Today’s insight discusses understanding why your mother is not able to retrieve words very well, and why she may begin using bad language.

Transcription of Video:

Hi, I’m Deb Nygaard with Arthur’s Residential Care with today’s Insights From Arthurs.

Today I want to talk about language, and specifically body language. Sometimes you’re in a situation where you might say, “My mother said what?!?! Oh my goodness!” You are so surprised by some of the things that come out of her mouth. She might be saying swear words, racial slurs or just unkind things that she would have never said before.

When you look at a scan of the brain of a person with dementia, you will notice the decline everywhere, but the temporal lobes are where we hold our language. All of the nouns, definitions and working language are on the left temporal lobe. Things like the pattern of speech and the rhythm of speech are on the right temporal lobe.

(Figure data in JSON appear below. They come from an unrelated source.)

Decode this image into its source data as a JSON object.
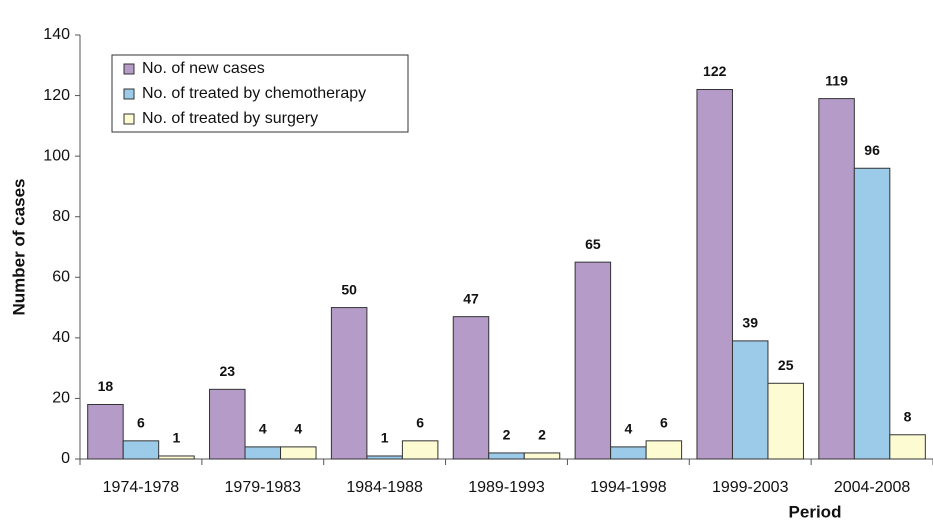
{
  "chart_data": {
    "type": "bar",
    "xlabel": "Period",
    "ylabel": "Number of cases",
    "categories": [
      "1974-1978",
      "1979-1983",
      "1984-1988",
      "1989-1993",
      "1994-1998",
      "1999-2003",
      "2004-2008"
    ],
    "series": [
      {
        "name": "No. of new cases",
        "color": "#b49bc8",
        "values": [
          18,
          23,
          50,
          47,
          65,
          122,
          119
        ]
      },
      {
        "name": "No. of treated by chemotherapy",
        "color": "#9ccbea",
        "values": [
          6,
          4,
          1,
          2,
          4,
          39,
          96
        ]
      },
      {
        "name": "No. of treated by surgery",
        "color": "#fdfbd2",
        "values": [
          1,
          4,
          6,
          2,
          6,
          25,
          8
        ]
      }
    ],
    "ylim": [
      0,
      140
    ],
    "yticks": [
      0,
      20,
      40,
      60,
      80,
      100,
      120,
      140
    ],
    "legend": "upper left",
    "data_labels": true
  }
}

People with the Alzheimer’s form of dementia lose their language especially quickly. Yet they are able to maintain the pattern of speech. So you might see someone in the later stages of dementia being able to speak using the right pattern of speech without using any real words. They retain the norms of social chit-chat even though they forget the language itself.

The other thing that they retain longer on their right side is rhythm. So they might retain things like The Lord’s Prayer, The Pledge of Allegiance, the Rosary, songs and music. Sometime people even in the final stages of dementia can still pull out words to songs because they retain all of those. So when your mother comes out with a word that is unkind — for example words like stupid, fat or things that she would have never said — recognize that she knows those words, just as the rest of us do, and the right temporal lobe is retaining them longer than other words. It gives you a better idea of what is happening in the disease process.

I’m Deb Nygaard with Arthur’s Residential Care.